I have millions, especially as I don't drive, specific to walking and public transport. A novel follows:
On a narrow pavement when groups of 3 or couples expect you to move into the gutter for them. Especially when I'm walking in a pair and the other pair don't move into single file too, like they think they're more worthy of the pavement. I've taken to shoulder checking them or barging straight through when they do this. It's the only way they'll learn.
If I'm walking on a narrow path next to grass (or during the pandemic narrow pavement next to the road) and I move on to the grass or road for the other person and they don't say thank you. I now have a rule of only doing this for mums with buggies or elderly/disabled people now.
People putting their feet up/across seats on public transport, double points if they take their shoes off.
Drivers who stop across the space designated for pedestrians to walk. I often feel like banging on the hood of their car. And drivers who don't indicate and almost run you over when you're crossing the road. Or indicate and don't turn, leaving you dithering.

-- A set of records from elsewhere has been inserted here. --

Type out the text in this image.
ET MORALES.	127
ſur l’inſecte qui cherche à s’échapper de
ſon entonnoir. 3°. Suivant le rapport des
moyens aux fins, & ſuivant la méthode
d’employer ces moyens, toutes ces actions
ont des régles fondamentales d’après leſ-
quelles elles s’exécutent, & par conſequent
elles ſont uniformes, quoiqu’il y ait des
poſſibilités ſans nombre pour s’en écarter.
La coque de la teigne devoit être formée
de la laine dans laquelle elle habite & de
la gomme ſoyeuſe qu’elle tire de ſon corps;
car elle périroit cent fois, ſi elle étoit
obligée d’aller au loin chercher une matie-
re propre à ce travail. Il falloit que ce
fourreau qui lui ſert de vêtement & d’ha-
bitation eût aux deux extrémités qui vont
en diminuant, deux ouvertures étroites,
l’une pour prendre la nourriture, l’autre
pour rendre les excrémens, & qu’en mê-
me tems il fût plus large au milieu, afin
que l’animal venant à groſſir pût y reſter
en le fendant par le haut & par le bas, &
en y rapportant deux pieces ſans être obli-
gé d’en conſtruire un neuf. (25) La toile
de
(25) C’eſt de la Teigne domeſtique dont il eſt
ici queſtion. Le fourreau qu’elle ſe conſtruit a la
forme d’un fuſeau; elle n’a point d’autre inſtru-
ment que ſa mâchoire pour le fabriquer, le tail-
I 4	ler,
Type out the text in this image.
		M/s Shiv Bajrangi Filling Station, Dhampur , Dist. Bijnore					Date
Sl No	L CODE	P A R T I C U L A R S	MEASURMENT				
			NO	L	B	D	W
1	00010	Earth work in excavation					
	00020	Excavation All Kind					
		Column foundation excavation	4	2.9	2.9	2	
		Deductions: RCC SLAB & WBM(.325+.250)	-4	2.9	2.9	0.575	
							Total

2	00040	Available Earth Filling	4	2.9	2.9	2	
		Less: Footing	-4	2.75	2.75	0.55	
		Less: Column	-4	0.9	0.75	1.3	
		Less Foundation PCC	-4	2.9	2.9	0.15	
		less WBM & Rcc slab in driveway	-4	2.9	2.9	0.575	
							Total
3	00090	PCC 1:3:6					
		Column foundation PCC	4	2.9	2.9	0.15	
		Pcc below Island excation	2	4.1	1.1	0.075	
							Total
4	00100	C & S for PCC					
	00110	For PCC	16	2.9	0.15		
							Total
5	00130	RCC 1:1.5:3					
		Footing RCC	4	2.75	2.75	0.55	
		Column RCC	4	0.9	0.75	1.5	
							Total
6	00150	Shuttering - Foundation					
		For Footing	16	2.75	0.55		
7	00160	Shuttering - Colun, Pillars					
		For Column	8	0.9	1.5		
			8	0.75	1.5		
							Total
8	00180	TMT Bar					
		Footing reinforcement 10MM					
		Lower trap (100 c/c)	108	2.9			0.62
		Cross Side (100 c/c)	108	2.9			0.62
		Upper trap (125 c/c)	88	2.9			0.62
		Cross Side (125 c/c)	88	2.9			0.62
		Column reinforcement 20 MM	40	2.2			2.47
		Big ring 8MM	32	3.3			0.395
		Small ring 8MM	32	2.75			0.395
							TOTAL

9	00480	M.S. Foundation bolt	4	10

People in supermarkets who block an aisle with their trolley while they browse. My mum does this and it drives me mad. Or people who pause in front of a queue, but aren't queuing. Again, people not acknowledging you when you stop to let them out - or worse, don't tell you they're not moving past, and leave you to turn all the way around like an idiot.
People not thanking you for holding a door open for them. At uni (must be a class thing) about 20 people passed through a door I held open without acknowledging.
Maybe controversial, but I don't like when I'm struggling to put a heavy bag in the overhead compartment (especially now I'm pregnant) and a man doesn't offer to help.
When you're with someone who meets a friend you don't know, and the mutual friend doesn't bother to make introductions, and leaves you a gooseberry.
Maybe also controversial, but when (in the UK) 2 people you're in the middle of a conversation with start to converse in French/Spanish leaving you out.
Might be the middle Eastern in me, but people not at least pretending to protest when you offer to pay a bill. People not offering you food or drink when you go to their house. Again probably a cultural thing.
I have also noticed (as a youngish person) that some young people now feel very comfortable to make condescending comments about people they perceive as not having explored their gender identity enough.